Last year, I decided to publish three YA novels under a pseudonym. Prior to publishing, I asked a skilled friend of mine to proofread each manuscript. After I had read through their comments and mark-ups, I complimented them on their editing skills. This is when my critique partner suggested that I start keeping a creative writing journal.
I love reflecting on the creative process (hence this blog!) and I’m already an active journal writer (it frightens me how quickly we forget things!), so I was instantly intrigued and wanted to know more. ‘Why do you say that?’ I asked.
My critique partner then informed me that the volume of suggested corrections varied widely throughout the manuscript. Apparently, they would read through several pages without noting a single error only to then find three error on one page. I confessed that I too noted this pattern during my revisions and had chalked the errors up to ‘bad writing days.’
A creative writing journal is a good place to record your daily word count and hours spent writing, but more importantly, it is a place where you can reflect on your creative process. Journal entries are a way to document how you feel about the day’s writing session. Did the words come easily? Did the story go in a direction you hadn’t expected? How do you feel about what you have written?
I’m a daily writer. I find it easy to slowly chip away at a project day-after-day rather than binge write for 8-10 hours every now and then. I enjoy the sense of daily progress and the satisfaction of crossing things off my to-do list. So, I write every day – whether I feel like it or not. (*Insert obvious disclaimer. Life happens. Some days I don’t write because events outside of my control prevent me from doing so).

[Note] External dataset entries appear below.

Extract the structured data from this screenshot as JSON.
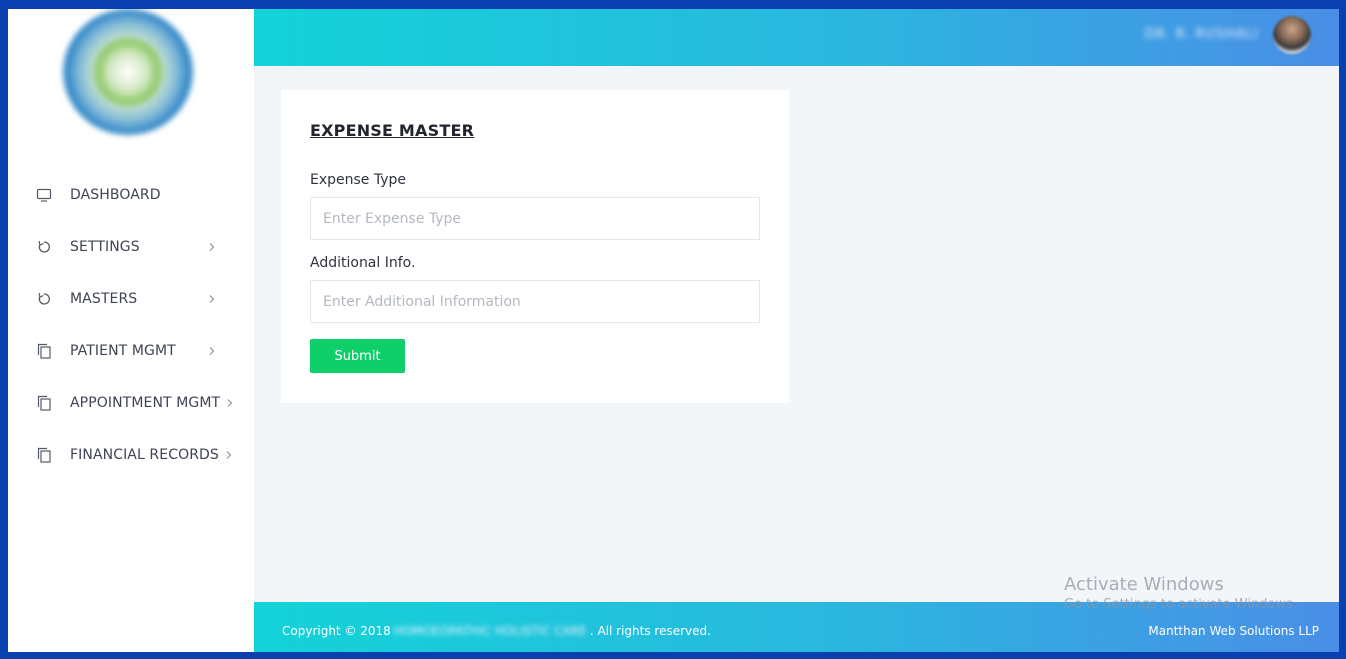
{
  "sidebar": {
    "items": [
      {
        "label": "DASHBOARD",
        "icon": "monitor-icon",
        "has_submenu": false
      },
      {
        "label": "SETTINGS",
        "icon": "refresh-icon",
        "has_submenu": true
      },
      {
        "label": "MASTERS",
        "icon": "refresh-icon",
        "has_submenu": true
      },
      {
        "label": "PATIENT MGMT",
        "icon": "copy-icon",
        "has_submenu": true
      },
      {
        "label": "APPOINTMENT MGMT",
        "icon": "copy-icon",
        "has_submenu": true
      },
      {
        "label": "FINANCIAL RECORDS",
        "icon": "copy-icon",
        "has_submenu": true
      }
    ]
  },
  "header": {
    "user_name": "DR. R. RUSHALI"
  },
  "form": {
    "title": "EXPENSE MASTER",
    "expense_type_label": "Expense Type",
    "expense_type_placeholder": "Enter Expense Type",
    "additional_info_label": "Additional Info.",
    "additional_info_placeholder": "Enter Additional Information",
    "submit_label": "Submit"
  },
  "footer": {
    "copyright_prefix": "Copyright © 2018",
    "org_name": "HOMOEOPATHIC HOLISTIC CARE",
    "copyright_suffix": ". All rights reserved.",
    "company": "Mantthan Web Solutions LLP"
  },
  "watermark": {
    "title": "Activate Windows",
    "subtitle": "Go to Settings to activate Windows."
  },
  "colors": {
    "accent_start": "#13d3d8",
    "accent_end": "#4a8ee6",
    "submit": "#0fcf6a",
    "frame_border": "#0a3fb0"
  }
}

Here’s the thing though, I can’t help but believe that the pages clustered with typos and errors were written, revised or edited on days when I didn’t want to write. Days when I was tired, unmotivated, distracted or pressed for time. Days where I chose to white knuckle through my writing session rather than take the day off.
Of course, those typos and errors could have just as easily been made on days when I was struck with inspiration. Days when the words came quicker than my fingers could type them. Days when I hurried to get the story down before it had a chance to escape me.
The problem is, I have no idea whether those typos ridden pages were written on ‘bad’ days or ‘good’ days. Keeping a creative journal would allow me to identify the correlations between the quality of the writing and my mood, mental clarity and energy. If a pattern was pinpointed, then I would know which sections of the manuscript would require further – or more careful – editing/revisions prior to sharing them with others.
Using beta readers, critique partners and professional editors will certainly assist in the correcting of errors, but personally, I would like my manuscript to be as clean as possible before I share it with others. Typos are distracting. If I’ve asked my beta readers or critique partners to read my manuscript and to provide thoughtful feedback, I’d hate for them to spend that time marking up typos rather than reflecting on the quality of the manuscript.
Even if a particular pattern is not identified, a creative journal could provide further insight into my own creative process. This, in itself, is reason enough for me. Obviously, this is a new practice for me, and if this tool proves useful, I’ll certainly write a follow-up blog. But for now, I’d love to hear from you! Do you keep a creative writing journal? If so, what do you record? How has maintaining a creative journal assisted your process?